久々の休日。さぁ休もう!さぁゆっくりしよう!…なんてことはまだ出来ず、まずは日頃使う消耗品で足りないものを買い足さねば。と、2人は休みにも関わらずこうして街へと足を運んでいるのである。
「あれからは何ともないか」
「ん? あぁ…、うん、お陰様で」
「なら良いが、もしまた何かあれば言えよ」
「ふふ、はいはい」
あれ、とはついこの間のあの事件。事件というと大事かもしれないが、まぁまぁリアクション的には大声を上げてしまうかもしれない事柄である。
「…でもここのコレ、」
「?…あぁ、そこのソレな」
トン、と指で自身の項辺りを打つ彼に烏間は軽く笑う。そんな彼に柴崎は笑い事じゃないよと言った。

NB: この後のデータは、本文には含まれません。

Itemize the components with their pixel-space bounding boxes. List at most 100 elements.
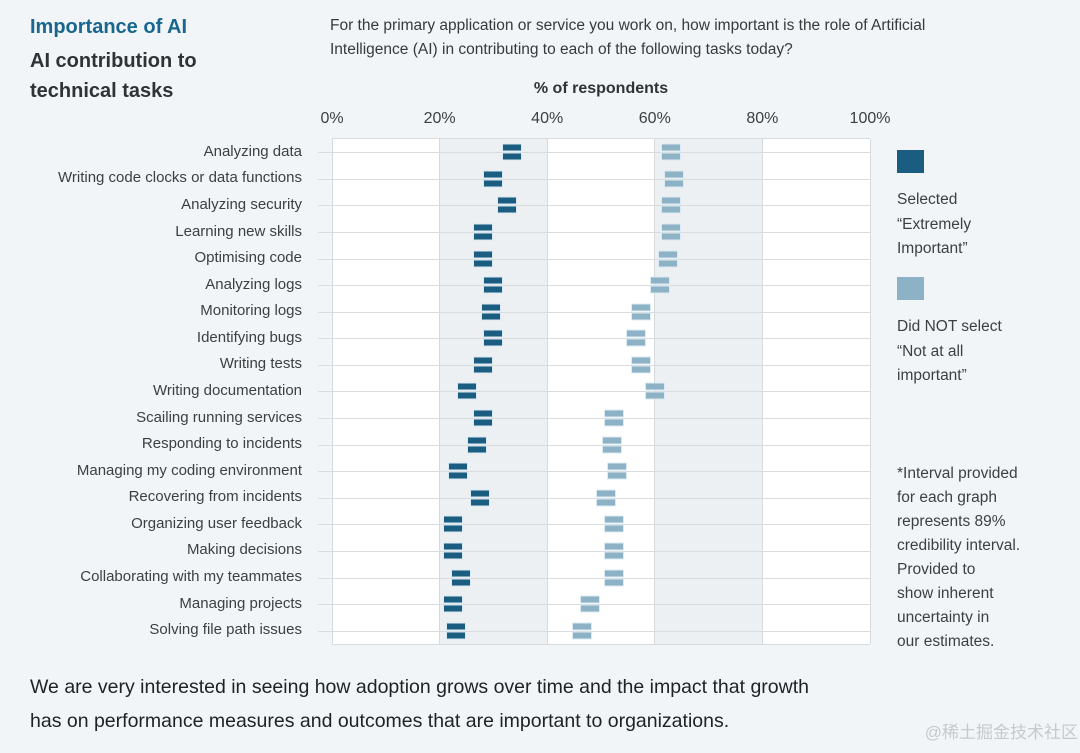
marker-not-at-all-important bbox=[651, 277, 670, 293]
chart-row bbox=[318, 352, 870, 379]
interval-bar bbox=[473, 357, 492, 364]
marker-not-at-all-important bbox=[661, 144, 680, 160]
marker-not-at-all-important bbox=[605, 516, 624, 532]
interval-bar bbox=[661, 233, 680, 240]
category-label: Collaborating with my teammates bbox=[80, 568, 302, 586]
interval-bar bbox=[659, 251, 678, 258]
x-tick-label: 0% bbox=[320, 110, 344, 127]
interval-bar bbox=[605, 419, 624, 426]
x-axis: 0% 20% 40% 60% 80% 100% bbox=[320, 110, 890, 130]
legend-label-not-at-all: Did NOT select “Not at all important” bbox=[897, 318, 1002, 384]
category-label: Identifying bugs bbox=[196, 328, 302, 346]
interval-bar bbox=[468, 446, 487, 453]
marker-extremely-important bbox=[484, 330, 503, 346]
category-label: Solving file path issues bbox=[149, 621, 302, 639]
interval-bar bbox=[608, 463, 627, 470]
interval-bar bbox=[473, 366, 492, 373]
row-gridline bbox=[318, 232, 870, 234]
interval-bar bbox=[468, 437, 487, 444]
marker-extremely-important bbox=[449, 463, 468, 479]
axis-title: % of respondents bbox=[533, 80, 669, 97]
interval-bar bbox=[632, 313, 651, 320]
interval-bar bbox=[497, 206, 516, 213]
category-label: Analyzing data bbox=[203, 142, 302, 160]
category-label: Writing documentation bbox=[153, 381, 302, 399]
interval-bar bbox=[608, 472, 627, 479]
plot-area bbox=[318, 138, 871, 645]
interval-bar bbox=[664, 180, 683, 187]
interval-bar bbox=[626, 339, 645, 346]
interval-bar bbox=[484, 330, 503, 337]
interval-bar bbox=[573, 632, 592, 639]
row-gridline bbox=[318, 444, 870, 446]
row-gridline bbox=[318, 497, 870, 499]
row-gridline bbox=[318, 152, 870, 154]
interval-bar bbox=[444, 605, 463, 612]
interval-bar bbox=[651, 286, 670, 293]
row-gridline bbox=[318, 471, 870, 473]
chart-row bbox=[318, 511, 870, 538]
category-label: Analyzing logs bbox=[205, 275, 302, 293]
interval-bar bbox=[484, 286, 503, 293]
interval-bar bbox=[605, 570, 624, 577]
interval-bar bbox=[446, 632, 465, 639]
legend-label-extremely-important: Selected “Extremely Important” bbox=[897, 191, 972, 257]
category-label: Writing code clocks or data functions bbox=[57, 169, 302, 187]
chart-row bbox=[318, 166, 870, 193]
interval-bar bbox=[484, 277, 503, 284]
marker-extremely-important bbox=[444, 516, 463, 532]
interval-bar bbox=[661, 153, 680, 160]
x-tick-label: 60% bbox=[638, 110, 671, 127]
marker-not-at-all-important bbox=[597, 490, 616, 506]
interval-bar bbox=[661, 224, 680, 231]
chart-row bbox=[318, 564, 870, 591]
footer-text: We are very interested in seeing how ado… bbox=[30, 676, 809, 732]
marker-not-at-all-important bbox=[605, 543, 624, 559]
survey-question: For the primary application or service y… bbox=[330, 17, 926, 58]
marker-not-at-all-important bbox=[605, 570, 624, 586]
interval-bar bbox=[597, 499, 616, 506]
marker-not-at-all-important bbox=[602, 437, 621, 453]
marker-extremely-important bbox=[497, 197, 516, 213]
category-label: Recovering from incidents bbox=[128, 488, 302, 506]
category-label: Scailing running services bbox=[136, 408, 302, 426]
marker-extremely-important bbox=[457, 383, 476, 399]
interval-bar bbox=[645, 392, 664, 399]
interval-bar bbox=[503, 153, 522, 160]
legend-swatch-not-at-all bbox=[897, 277, 924, 300]
chart-row bbox=[318, 405, 870, 432]
marker-extremely-important bbox=[473, 357, 492, 373]
interval-bar bbox=[446, 623, 465, 630]
chart-row bbox=[318, 617, 870, 644]
interval-bar bbox=[473, 419, 492, 426]
chart-row bbox=[318, 485, 870, 512]
marker-extremely-important bbox=[473, 410, 492, 426]
interval-bar bbox=[481, 304, 500, 311]
marker-not-at-all-important bbox=[659, 251, 678, 267]
marker-extremely-important bbox=[470, 490, 489, 506]
interval-bar bbox=[605, 410, 624, 417]
interval-bar bbox=[661, 206, 680, 213]
x-tick-label: 100% bbox=[849, 110, 891, 127]
kicker: Importance of AI bbox=[30, 16, 188, 38]
category-label: Responding to incidents bbox=[141, 435, 302, 453]
chart-row bbox=[318, 458, 870, 485]
interval-bar bbox=[605, 552, 624, 559]
marker-not-at-all-important bbox=[573, 623, 592, 639]
chart-row bbox=[318, 431, 870, 458]
marker-extremely-important bbox=[503, 144, 522, 160]
marker-not-at-all-important bbox=[632, 304, 651, 320]
interval-bar bbox=[602, 446, 621, 453]
category-label: Analyzing security bbox=[181, 195, 302, 213]
interval-bar bbox=[626, 330, 645, 337]
interval-bar bbox=[645, 383, 664, 390]
row-gridline bbox=[318, 338, 870, 340]
interval-bar bbox=[444, 543, 463, 550]
row-gridline bbox=[318, 178, 870, 180]
marker-not-at-all-important bbox=[661, 197, 680, 213]
marker-not-at-all-important bbox=[581, 596, 600, 612]
category-label: Learning new skills bbox=[175, 222, 302, 240]
interval-bar bbox=[484, 339, 503, 346]
row-gridline bbox=[318, 577, 870, 579]
interval-bar bbox=[573, 623, 592, 630]
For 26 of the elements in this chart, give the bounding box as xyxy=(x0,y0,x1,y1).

「周りから見えるんじゃないかと思って冷や冷やしたんだから」
「それは結構なことだな。元より見せる事が目的だ」
「〜〜…っ、(当人じゃないからって…)」
まぁでも彼が心配し、周りから牽制をする為にしてくれた事(しかしまさかあんなにされるとは思わなかった)
お陰であれから電車に乗っても痴漢には遭わず、無事目的地へと向かえたことも事実。感謝は、すべきなんだろう。多分。
「まだ残ってるだろう」
「……うっっすらね」
「……。なんなら付け直すか?」
「良いっ。大丈夫!」
「っくく…ッ、そこまで首を横に振らなくても良いだろ」
「だって…」
可笑しそうにくつくつと笑う彼はそんな言葉を漏らす柴崎を見遣っては少しその首筋に目をやる。
「…ま、少々目には毒だな」
「毒?」
「あぁ」
淡く、それは薄っすらと。白く綺麗なそこに存在を示す紅色の印は、まるで何かを触発してしまいそう。
「……全く、困った奴だ」
なのに、そう思うのに…。呆れて、もう懲り懲りだと離れて、その手を離す事をしたいとも、況してやしようとも思えない。
「烏間?」
「ん?」
「どうかした?」
「…いや、何にもない」
それどころか、浮かんでしまうのは小さな笑み。そして、自分ももう随分前から触発された人間の1人か、という思い。…けれども違(たが)う点があると言うのなら、それは…
「そっか、なら良いや」
優しく笑う、この彼の身も心も、手に入れられた事であろう。
「(…まぁここ最近は減ったと思った要らぬ虫が何故か増えたがな)」
本当に、本当に、払うのに苦労する。それがlikeであろうとなかろうと。
「っ、ぇ…!」
「…?」
その時ふと、隣から…。…いや、ほんの僅か後ろから声が聞こえ、足を止めて振り返った。そして視界に入ったある人物に、烏間は無意識に眉を顰めた。
「やぁ、奇遇だな。こんなところで会えるとは」
「…ぅ、わ…」
「…柴崎くん、流石にその反応は如何かと思うが」
「…あ、いや、…その…すみません、つい…」
本音が…とは口にせず、柴崎は喉の奥へとそれを飲み込んだ。…掴まれた腕。それをしてきた人物は、かの有名な連邦捜査局所属の凄腕スナイパー、赤井であった。
そんな彼は柴崎の近くに居るもう1人に目をやり声を掛ける。
「烏間くんも。君とは久しいな」
「…あぁ、その節は。………それよりも…」
───「悪いが、その手を離してもらえるか?」
と、まぁ…この様に冒頭へ至るのであった。
「(この2人、会ってまだ二回…いや、正確には三回目だけど三回目でこんな険悪なことってある?)」
あるんです。なんて、何処からか声が聞こえてきそうで柴崎は首を横に振った。
「コナンくんから君たちの話は会うとたまに聞くことがあってね。それに依ると、随分付き合いが長いそうじゃないか」
「それを知ったところで、何かあんたに利でもあるのか」
「利か…。そうだな…、……非常に興味深い彼の事を知れるという点では利はあるか」
「それは残念だったな。俺は本人から許可を得ない限り、こいつの事はペラペラと話さない」
「ほぉ…確かにそれは残念だ。ならここは本人に聞こうか。なぁ、柴崎くん」
「……はい?」
「…、…烏間くん、彼のこの反応の答えは教えてくれるか?」
「………9割がた話を聞いていなかった時の反応だ」
両サイドからの目。それに柴崎はそういえば途中から何にも話聞いてなかったな…と、今にして思う。
「…ごめん、なんだっけ」
「いや、良い。取るに足らないことだからな」
「へ、?」
「おいおい、なかった事にしないでくれよ」
軽く苦笑を浮かべた彼、赤井は烏間にそう話せば未だ腕を掴まれている柴崎に顔を向けた。
「柴崎くん」
「?」
「俺に君のことを教えてくれないか」
「は?」
物凄く怪訝な目と顔で赤井を見遣る。そしてその顔はこう語っていた。